Page 21 of Brutal Knight

But I can’t. I’ve seen every kind of monster—from Dmitri’s blatant rage to the way one of his men smiled at me, only to tell Dmitri when I tried to escape.

I know better than to think anything makes you a good person. Smiling, laughing, a gentle touch. They’re all things the men that abused me did. I can’t trust anything. Especially not now.

When I finish eating, he starts to tie me up again. I don’t fight this time. I know he’s stronger than me. I don’t have anywhere to run.

“You don’t need to do this,” I tell him.

Connor spares me a glance, then returns to securing my wrists. I don’t see anything in his gaze for that split second. No anger, no annoyance. Nothing. I don’t know what to do with that.

I bite the inside of my cheek. My instinct is to shut up and avoid conflict, but I can’t help myself.

Unsticking my tongue from the roof of my mouth, I say, “I don’t have any more drugs.”

“That’s what fucking addicts say,” Connor replies curtly. “They make promises they don’t intend to keep.”

“I don’t—”

“You lied.”

His answer is short. It’s so short I almost think he’s not going to say anything else, but he does. I keep my mouth shut, uneasiness bubbling inside me.

Connor yanks at the ties binding me and then leans back to look at me.

There’s something certain in his brown eyes, something self-assured. Like he knows he has the absolute truth. It makes me irritated, and I’m surprised. I don’t know how he’s managing to draw a response from me.

“You lied when you told us Dmitri was going to betray the Assembly, and then you went back on your word. You make it damned hard to trust you.”

My first instinct is anger. I want to yell, want to snap at Connor that it wasn’t as if I did it for fun, or to put them in a hard place. I didn’t lie to the Assembly because I wanted to.

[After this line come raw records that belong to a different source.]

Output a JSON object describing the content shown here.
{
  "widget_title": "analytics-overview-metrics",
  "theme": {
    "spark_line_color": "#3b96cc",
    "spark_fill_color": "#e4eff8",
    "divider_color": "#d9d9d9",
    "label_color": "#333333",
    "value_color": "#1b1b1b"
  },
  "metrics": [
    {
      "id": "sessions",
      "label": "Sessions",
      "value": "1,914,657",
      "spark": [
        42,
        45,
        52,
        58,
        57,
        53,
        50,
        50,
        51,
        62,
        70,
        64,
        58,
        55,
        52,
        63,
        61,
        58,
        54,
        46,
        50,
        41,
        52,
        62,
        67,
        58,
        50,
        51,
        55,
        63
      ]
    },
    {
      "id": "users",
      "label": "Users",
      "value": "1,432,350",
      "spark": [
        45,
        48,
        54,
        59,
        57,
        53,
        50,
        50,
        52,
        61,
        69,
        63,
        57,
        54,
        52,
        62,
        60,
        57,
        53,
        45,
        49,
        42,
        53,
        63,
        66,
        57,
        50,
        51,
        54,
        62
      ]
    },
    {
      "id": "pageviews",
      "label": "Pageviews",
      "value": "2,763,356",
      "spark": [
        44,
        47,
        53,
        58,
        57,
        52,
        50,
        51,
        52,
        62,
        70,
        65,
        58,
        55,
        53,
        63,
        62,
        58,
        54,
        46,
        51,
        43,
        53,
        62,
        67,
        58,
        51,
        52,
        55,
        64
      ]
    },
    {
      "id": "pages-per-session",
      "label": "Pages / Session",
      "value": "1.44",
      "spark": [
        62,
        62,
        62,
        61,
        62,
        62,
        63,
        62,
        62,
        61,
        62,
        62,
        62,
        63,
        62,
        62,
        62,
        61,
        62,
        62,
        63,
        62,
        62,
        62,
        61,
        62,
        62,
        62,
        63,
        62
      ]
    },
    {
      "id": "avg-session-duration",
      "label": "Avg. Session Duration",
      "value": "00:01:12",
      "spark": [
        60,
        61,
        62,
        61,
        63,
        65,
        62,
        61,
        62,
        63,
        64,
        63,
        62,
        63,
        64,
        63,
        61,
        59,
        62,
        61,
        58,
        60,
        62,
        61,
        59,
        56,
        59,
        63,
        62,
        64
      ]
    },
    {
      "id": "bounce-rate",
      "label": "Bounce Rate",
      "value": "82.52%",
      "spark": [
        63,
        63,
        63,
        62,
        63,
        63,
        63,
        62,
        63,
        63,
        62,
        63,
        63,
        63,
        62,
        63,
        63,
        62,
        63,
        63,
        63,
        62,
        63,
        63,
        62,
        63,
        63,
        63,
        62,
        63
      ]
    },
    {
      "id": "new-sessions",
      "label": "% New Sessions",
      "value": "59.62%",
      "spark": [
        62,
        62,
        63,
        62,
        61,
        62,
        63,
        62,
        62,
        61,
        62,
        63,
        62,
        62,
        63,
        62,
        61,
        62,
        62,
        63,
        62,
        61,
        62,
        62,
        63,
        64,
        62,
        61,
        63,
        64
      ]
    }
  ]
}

I barely remember that moment. I remember Dmitri dosing me, remember being high as hell and barely able to see straight. I remember men’s faces surrounding me. I remember fear.

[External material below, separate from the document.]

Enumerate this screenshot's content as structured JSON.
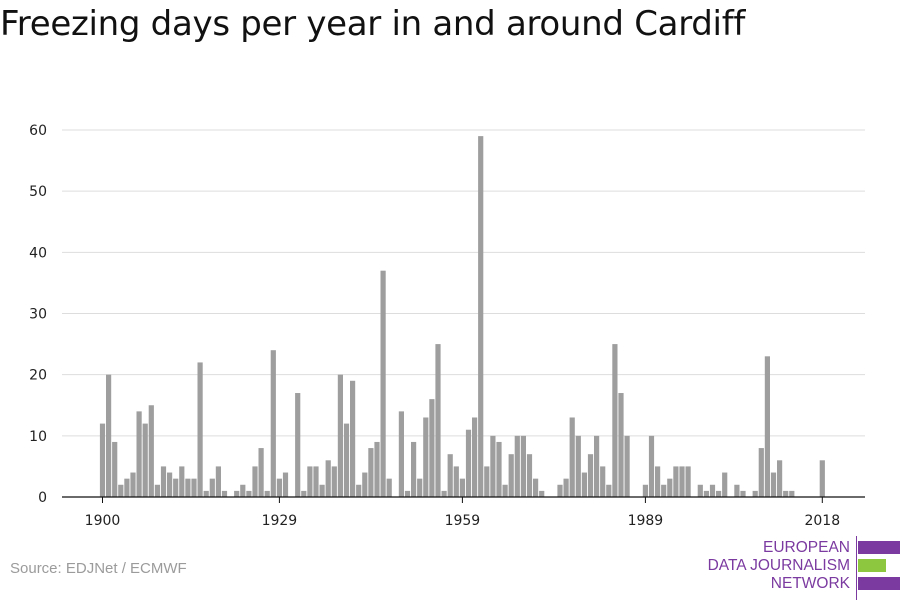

I remember being told I was going to die if I didn’t cooperate. I remember being high and not knowing much, but knowing I didn’t want to die. I still had a shred of hope.

But Connor doesn’t care.

And maybe he’s right.

The guilt is still there, twisting inside me. I can’t help wondering if I did something wrong. Have I become a person who’s willing to lie, willing to betray to save my own skin? Do I have no moral center? Is everything just a series of choices to stay alive and get another fix?

I shove all the feelings down. I can’t think about it now. I’m less than eight hours from my last pill, and I still haven’t faced reality long enough to accept where I am.

Connor leaves me tied up again. I can feel the itch for a fix crawling beneath my skin. I struggle all over again, even though I know I won’t get free. I know it’ll exhaust me.

Maybe I’m just trying to wear myself out. Sleep is the closest I’ll get to a high right now. I’ll take what I can get.

Time passes in a confused mess, warped like plastic left in the sun. It hurts almost as bad as the worst times Dmitri broke me. I know it’s the Demerol leaving my system.

Just when I think it’s ending, it gets worse.

Every moment I want a fix, the pain starts. My body aches, I shake, my muscles spasm. I hang on to the bed for dear life. A few times when my wrists are untied, I stumble to the bathroom and vomit. It’s so hazy that I hardly register when Connor is there, if he’s even there.

When I manage to sleep, I have nightmares. They’re vivid, so sharp and bright that I almost think they’re real every single time. They come creeping up on me just when I shut my eyes, just when the pain fades enough for my exhausted body to drift to sleep.

The dreams start murky, indecipherable. I can’t tell which way is up or down and everything is too bright for me to see. I try to widen my eyes, but it’s useless.

Then it’s shapes and feelings. I can feel hands, feel my skin burning. It’s like someone is turning me inside out. I don’t know what’s happening and it’s all chaotic, confusing, and painful.

But then it breaks. For the first time, the pain breaks and I feel a moment of bliss.